Ils faisaient déjà des sacrifices pour tenir leur petit budget, mais depuis que les prix ont augmenté, ils ne s'en sortent plus. Alors, ils ont commencé à chaparder dans les supermarchés. Franceinfo a recueilli les témoignages de cinq d'entre eux.
Article rédigé par Marine Cardot
France Télévisions
Publié Mis à jour
Temps de lecture : 11min
En 2022, les vols à l'étalage ont augmenté de 14%, selon les chiffres transmis par le ministère de l'Intérieur. (ASTRID AMADIEU / FRANCEINFO)

Plantée devant les étals de fruits et légumes, elle regarde les étiquettes. Elle ne peut quasiment rien se payer. Des mois qu'elle ne mange presque plus de viande ou de poisson à cause de l'inflation. Ce jour-là, pour la première fois, Nabiya* glisse discrètement une poire dans son sac à main. Les semaines suivantes, ce sera une boîte de thon, une conserve de haricots ou du concentré de tomates. 

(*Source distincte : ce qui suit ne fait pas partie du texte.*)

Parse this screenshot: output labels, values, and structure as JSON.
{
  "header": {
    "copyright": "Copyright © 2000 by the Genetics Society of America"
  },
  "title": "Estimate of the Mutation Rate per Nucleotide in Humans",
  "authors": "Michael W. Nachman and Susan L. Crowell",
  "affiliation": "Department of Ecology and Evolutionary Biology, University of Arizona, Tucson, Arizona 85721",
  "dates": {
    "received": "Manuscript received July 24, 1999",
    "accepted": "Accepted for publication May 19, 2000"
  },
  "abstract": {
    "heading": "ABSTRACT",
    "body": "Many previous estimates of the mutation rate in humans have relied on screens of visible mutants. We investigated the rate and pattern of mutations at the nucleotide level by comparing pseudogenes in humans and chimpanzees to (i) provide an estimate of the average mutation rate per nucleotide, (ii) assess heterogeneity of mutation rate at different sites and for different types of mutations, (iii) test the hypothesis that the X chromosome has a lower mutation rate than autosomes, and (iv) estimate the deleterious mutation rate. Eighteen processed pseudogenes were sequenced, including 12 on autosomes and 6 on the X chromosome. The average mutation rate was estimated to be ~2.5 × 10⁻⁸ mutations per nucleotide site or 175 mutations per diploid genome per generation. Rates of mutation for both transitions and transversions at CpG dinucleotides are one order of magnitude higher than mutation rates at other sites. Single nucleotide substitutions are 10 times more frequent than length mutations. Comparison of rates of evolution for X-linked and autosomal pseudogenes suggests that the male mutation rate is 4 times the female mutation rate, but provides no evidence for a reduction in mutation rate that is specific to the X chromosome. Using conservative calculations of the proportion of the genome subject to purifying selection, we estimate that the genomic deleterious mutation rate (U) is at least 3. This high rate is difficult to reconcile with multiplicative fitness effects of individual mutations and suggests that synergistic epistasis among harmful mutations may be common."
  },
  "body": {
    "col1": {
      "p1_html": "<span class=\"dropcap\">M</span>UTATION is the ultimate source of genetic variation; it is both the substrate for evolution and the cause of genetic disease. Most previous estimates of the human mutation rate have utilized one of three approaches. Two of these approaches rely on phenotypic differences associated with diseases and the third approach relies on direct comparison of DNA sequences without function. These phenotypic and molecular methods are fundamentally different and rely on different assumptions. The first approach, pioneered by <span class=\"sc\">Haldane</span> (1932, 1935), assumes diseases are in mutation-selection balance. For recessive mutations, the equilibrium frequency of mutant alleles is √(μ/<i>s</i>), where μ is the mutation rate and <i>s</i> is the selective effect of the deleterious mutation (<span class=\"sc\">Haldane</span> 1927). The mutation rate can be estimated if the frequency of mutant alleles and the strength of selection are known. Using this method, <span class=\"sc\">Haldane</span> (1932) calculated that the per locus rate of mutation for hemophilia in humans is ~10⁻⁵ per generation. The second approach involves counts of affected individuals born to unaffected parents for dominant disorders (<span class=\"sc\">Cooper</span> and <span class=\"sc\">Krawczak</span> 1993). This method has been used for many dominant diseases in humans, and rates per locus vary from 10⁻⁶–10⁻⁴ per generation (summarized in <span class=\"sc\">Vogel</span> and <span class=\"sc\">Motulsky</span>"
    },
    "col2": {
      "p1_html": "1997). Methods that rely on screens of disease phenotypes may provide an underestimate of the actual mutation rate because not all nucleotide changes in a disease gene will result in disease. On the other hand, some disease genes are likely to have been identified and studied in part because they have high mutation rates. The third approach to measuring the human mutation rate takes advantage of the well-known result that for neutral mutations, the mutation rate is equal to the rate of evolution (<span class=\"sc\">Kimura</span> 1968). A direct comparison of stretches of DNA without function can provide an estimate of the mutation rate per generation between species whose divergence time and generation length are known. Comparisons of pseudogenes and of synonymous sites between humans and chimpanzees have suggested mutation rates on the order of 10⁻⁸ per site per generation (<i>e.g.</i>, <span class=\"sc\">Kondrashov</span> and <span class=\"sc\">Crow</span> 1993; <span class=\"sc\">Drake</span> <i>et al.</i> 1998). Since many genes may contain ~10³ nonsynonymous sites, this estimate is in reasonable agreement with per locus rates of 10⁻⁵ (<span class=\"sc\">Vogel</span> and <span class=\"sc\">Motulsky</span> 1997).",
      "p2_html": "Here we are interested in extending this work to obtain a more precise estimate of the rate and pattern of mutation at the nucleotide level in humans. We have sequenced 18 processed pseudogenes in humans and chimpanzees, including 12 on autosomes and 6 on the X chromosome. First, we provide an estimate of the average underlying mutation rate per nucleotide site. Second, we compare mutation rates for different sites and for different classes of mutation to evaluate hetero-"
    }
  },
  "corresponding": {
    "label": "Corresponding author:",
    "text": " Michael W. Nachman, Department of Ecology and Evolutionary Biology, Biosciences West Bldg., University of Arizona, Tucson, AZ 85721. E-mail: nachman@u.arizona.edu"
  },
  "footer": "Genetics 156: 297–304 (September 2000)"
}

En France, l'inflation sur les denrées alimentaires a atteint 13,2 % sur un an, selon les dernières données de l'Insee. Ce chiffre atteint même 15,6% sur un an, sur une sélection d'une quarantaine de produits du quotidien, dont franceinfo suit l'évolution des prix depuis plusieurs mois, via un panier de courses spécifique.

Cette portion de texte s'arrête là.